Взяв в руки первую тетрадь, Вероника пролистала ее, более подробно останавливаясь на некоторых заинтересовавших ее моментах. Из краткого ознакомления с хроникой жизни юной Лизы девушка почерпнула для себя кое-какую информацию. Ее двойник начала вести дневник в тринадцать лет и к своему семнадцатому Дню Рождения полностью исписала тетрадь в девяносто шесть листов. Внутри – летопись ее повседневной и на редкость однообразной жизни: учеба, гимнастика, помощь матери по хозяйству. Все праздники – в семейном кругу, в гостях у дедушки с бабушкой – вот уж потеха! Между строчек – куча переживаний, сомнений в собственных силах в спорте и учебе, комплексы по поводу внешности (ну, это точно полная ерунда – Вероника знала это лучше, чем кто-либо другой), неуверенность по поводу собственной значимости в глазах одноклассников и – вот тут уж к горлу Вероники точно подкатила тошнота – тревоги по поводу несоответствия собственного нравственного облика высоким идеалам пионерки и комсомолки. Плюс ко всему этому – «впечатляющее» оформление: цветочки и сердечки на полях.

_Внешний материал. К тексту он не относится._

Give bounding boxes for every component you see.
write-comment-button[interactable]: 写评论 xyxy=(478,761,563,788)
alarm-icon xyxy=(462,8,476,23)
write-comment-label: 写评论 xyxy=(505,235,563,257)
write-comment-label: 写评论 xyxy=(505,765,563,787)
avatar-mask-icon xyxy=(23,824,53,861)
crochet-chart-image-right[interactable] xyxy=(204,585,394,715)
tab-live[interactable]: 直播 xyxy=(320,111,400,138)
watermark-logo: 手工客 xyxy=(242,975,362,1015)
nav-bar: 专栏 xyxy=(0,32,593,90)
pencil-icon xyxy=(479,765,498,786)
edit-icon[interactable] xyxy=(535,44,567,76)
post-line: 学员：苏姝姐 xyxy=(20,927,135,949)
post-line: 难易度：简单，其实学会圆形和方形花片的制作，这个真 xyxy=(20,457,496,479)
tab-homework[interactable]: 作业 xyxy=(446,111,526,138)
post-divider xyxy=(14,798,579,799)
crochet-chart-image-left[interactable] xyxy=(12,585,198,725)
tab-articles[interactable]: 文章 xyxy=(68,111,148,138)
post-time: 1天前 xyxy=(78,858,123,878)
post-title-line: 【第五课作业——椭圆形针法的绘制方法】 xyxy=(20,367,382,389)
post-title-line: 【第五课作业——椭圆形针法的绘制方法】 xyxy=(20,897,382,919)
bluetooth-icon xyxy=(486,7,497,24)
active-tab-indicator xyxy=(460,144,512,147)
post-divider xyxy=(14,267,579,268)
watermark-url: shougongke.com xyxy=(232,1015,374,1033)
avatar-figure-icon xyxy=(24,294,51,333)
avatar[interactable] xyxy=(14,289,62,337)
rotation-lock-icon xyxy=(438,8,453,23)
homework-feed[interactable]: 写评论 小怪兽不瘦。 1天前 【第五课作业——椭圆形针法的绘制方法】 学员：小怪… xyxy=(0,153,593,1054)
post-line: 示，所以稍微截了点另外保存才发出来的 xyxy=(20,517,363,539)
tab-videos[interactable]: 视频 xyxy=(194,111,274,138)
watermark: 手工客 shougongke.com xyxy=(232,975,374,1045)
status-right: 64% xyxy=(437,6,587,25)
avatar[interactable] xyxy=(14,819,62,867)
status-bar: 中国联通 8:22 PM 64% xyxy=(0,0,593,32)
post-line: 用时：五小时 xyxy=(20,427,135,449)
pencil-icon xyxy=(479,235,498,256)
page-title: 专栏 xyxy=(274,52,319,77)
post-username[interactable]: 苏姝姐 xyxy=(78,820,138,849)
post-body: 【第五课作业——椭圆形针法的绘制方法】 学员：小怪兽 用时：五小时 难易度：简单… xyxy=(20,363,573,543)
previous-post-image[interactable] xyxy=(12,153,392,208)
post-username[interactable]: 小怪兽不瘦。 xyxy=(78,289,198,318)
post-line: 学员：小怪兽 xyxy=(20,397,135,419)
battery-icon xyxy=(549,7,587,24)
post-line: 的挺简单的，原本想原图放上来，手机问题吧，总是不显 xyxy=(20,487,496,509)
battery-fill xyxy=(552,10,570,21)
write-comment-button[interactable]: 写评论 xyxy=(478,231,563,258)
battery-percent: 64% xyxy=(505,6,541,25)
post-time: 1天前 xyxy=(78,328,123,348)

С отвращением положив тетрадь на место, Вероника перешла ко второму тому дневника Лизы. Она готова была перелистать его так же быстро, как и первый, но несколько случайно попавшихся на глаза надписей заставили ее пересмотреть свое решение. Слишком поспешно перелистав страницы, девушка перешла сразу ко второму форзацу, где были каллиграфическим почерком выведены четыре буквы: S, P, E, A – и все они перечеркнуты красным крест-накрест.